Ce titre je l’explique, une fois n’est pas coutume. Locmariaquer a ces ruelles étroites typiques des « villages de pêcheurs »,  modestes voire pauvres, qui  s’installaient sur de petites parcelles et construisaient de petites maisons, l’essentiel étant la vaste mer qui leur permettait de gagner leur pain. Au fil du temps, j’ai l’impression  que la  pêche côtière a pris des ris, qu’elle s’est réduite. J’ai toujours vu dans le port des plates à huîtres et des embarcations de loisirs, principalement des dériveurs type Guépards, Vauriens et Gazelles qui me semblent plus nombreuses et en meilleur état aujourd’hui que dans les années 70, mouvement d’intérêt pour les vieux gréements oblige ?  Les vedettes de transport de passagers (à l’instar du « Passeur des Îles ») sont aussi de plus en plus nombreuses.
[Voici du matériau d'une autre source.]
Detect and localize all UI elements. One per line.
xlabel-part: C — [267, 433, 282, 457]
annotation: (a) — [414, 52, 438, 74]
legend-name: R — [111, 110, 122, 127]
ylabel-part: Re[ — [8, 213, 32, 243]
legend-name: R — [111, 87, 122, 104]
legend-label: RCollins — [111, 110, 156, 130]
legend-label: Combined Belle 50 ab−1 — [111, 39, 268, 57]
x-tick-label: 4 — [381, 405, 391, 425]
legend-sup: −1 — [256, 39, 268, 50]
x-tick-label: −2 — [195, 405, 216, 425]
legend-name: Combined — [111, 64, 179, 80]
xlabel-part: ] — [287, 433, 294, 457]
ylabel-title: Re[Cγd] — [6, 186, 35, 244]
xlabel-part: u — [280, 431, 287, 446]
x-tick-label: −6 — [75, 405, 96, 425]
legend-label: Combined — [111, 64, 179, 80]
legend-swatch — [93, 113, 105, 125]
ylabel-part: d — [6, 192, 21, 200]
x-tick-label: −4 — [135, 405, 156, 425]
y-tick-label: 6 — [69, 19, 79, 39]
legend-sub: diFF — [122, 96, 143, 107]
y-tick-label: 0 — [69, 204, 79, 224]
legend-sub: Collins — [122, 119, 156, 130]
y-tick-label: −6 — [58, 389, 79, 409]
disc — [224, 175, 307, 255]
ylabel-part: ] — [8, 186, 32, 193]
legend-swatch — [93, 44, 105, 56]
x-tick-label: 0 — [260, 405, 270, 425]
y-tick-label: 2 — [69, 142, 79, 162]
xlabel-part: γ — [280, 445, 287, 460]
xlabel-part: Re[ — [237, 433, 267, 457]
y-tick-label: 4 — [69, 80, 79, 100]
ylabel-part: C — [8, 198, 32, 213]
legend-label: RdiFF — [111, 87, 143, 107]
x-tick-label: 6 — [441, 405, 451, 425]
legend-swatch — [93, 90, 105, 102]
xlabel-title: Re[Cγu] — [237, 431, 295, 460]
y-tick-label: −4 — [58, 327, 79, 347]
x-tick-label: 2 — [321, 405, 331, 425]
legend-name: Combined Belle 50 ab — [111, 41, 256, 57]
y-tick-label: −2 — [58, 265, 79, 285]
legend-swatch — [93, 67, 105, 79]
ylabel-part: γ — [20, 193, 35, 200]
Pas étonnant puisqu’il y a de plus en plus de touristes.  Depuis plusieurs années, je me demande si la commune, aidée de quelques autres institutions plus larges, n’a pas reçu des aides pour – et choisi de – aider la pêche car j’ai remarqué (ils ont peut-être toujours existé) plusieurs petits bateaux pour la pêche aux casiers et à la ligne qui écument les bords de la côte. Revenons au titre : il fait référence, puisque j’ai quelques références (ceci dit en totale modestie), au texte de Blaise Cendrars, co-sujet de mon mémoire de maîtrise de lettres modernes, « Paris Port-de-Mer ».
Pour l’instant, j’identifie 4 petits bateaux de pêche. J’ai photographié en action Esteban et la Bohême.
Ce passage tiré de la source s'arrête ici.